The igloos of Mount Psiloritis
On Mount Psiloritis in Crete, there are “mitata”, an architectural structure with immemorial origins, whose building method dates back to the Minoan arched tombs. Grayish-green limestone slates, carved by skillful technicians, are put onto each other to form fancy arched weatherproof constructions that stand strong despite the lack of mud or other connecting material. The oldest of them all was carved in 1841 and it hasn’t ceased to be the centre of shepherd’s life on the plateau of Nida ever since.
Mitata: The shepherds’ second house
These stone hives are where shepherds seek refuge to endure snow and the strong mountain winds in the winter, as well as the ruthless summer sunshine.

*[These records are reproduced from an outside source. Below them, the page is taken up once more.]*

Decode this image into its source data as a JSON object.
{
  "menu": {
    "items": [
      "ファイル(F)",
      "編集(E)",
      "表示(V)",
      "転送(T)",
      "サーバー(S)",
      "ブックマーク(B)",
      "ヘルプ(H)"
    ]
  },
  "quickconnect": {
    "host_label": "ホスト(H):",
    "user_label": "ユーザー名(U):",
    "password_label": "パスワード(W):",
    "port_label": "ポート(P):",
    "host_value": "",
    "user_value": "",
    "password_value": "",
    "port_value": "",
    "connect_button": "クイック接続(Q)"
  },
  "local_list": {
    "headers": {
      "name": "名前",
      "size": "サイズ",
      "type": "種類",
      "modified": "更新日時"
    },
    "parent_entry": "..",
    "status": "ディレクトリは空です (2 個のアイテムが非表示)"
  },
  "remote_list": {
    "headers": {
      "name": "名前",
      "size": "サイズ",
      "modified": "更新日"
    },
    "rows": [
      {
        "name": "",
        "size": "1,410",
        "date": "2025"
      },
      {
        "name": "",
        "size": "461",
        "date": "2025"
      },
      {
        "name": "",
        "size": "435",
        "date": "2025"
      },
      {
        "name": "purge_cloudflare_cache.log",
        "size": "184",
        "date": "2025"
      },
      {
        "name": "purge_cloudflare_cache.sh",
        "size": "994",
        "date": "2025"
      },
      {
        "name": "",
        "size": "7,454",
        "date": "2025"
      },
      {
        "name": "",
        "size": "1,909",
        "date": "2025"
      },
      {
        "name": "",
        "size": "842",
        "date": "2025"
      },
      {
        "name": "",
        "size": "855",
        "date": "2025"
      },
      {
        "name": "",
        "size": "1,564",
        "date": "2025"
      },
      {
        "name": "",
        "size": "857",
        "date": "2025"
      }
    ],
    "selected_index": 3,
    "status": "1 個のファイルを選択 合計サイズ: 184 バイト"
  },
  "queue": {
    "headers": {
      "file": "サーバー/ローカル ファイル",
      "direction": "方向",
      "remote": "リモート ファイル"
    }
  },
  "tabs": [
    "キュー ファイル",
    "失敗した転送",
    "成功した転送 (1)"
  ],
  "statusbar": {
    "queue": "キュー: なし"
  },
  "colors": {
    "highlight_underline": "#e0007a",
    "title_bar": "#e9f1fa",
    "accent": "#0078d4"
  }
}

The Mitata’s only opening is their low door which always faces south to avoid exposure to northerly winds. Its perimeter offers space for cheese and animals to be kept, whereas its interior area, with a fireplace on its centre, is used for making various types of delicious Cretan cheese. On the ceiling of the dome-shaped structure there is a little opening to allow the smoke out and the light in.
Life in the Mitata
The rugged soil, the thin vegetation and the harsh weather have made irascible, proud and free-spirited characters out of the men of Psiloritis, who face nature’s wrath against a backdrop of Doric austerity. To these people, Mount Psiloritis is the centre of the world. It is here they do everything, from making cheese and rakí, to sheep shearing.
All these activities call for celebrations, for playing traditional Cretan music and singing traditional Cretan songs, for having meat and strong red wine; and everything culminates with the feast on the day of Agios Mamas, the patron saint of the shepherds. Families and friends go to the mitata to toast to longevity and prosperity and share moments of warmth and love.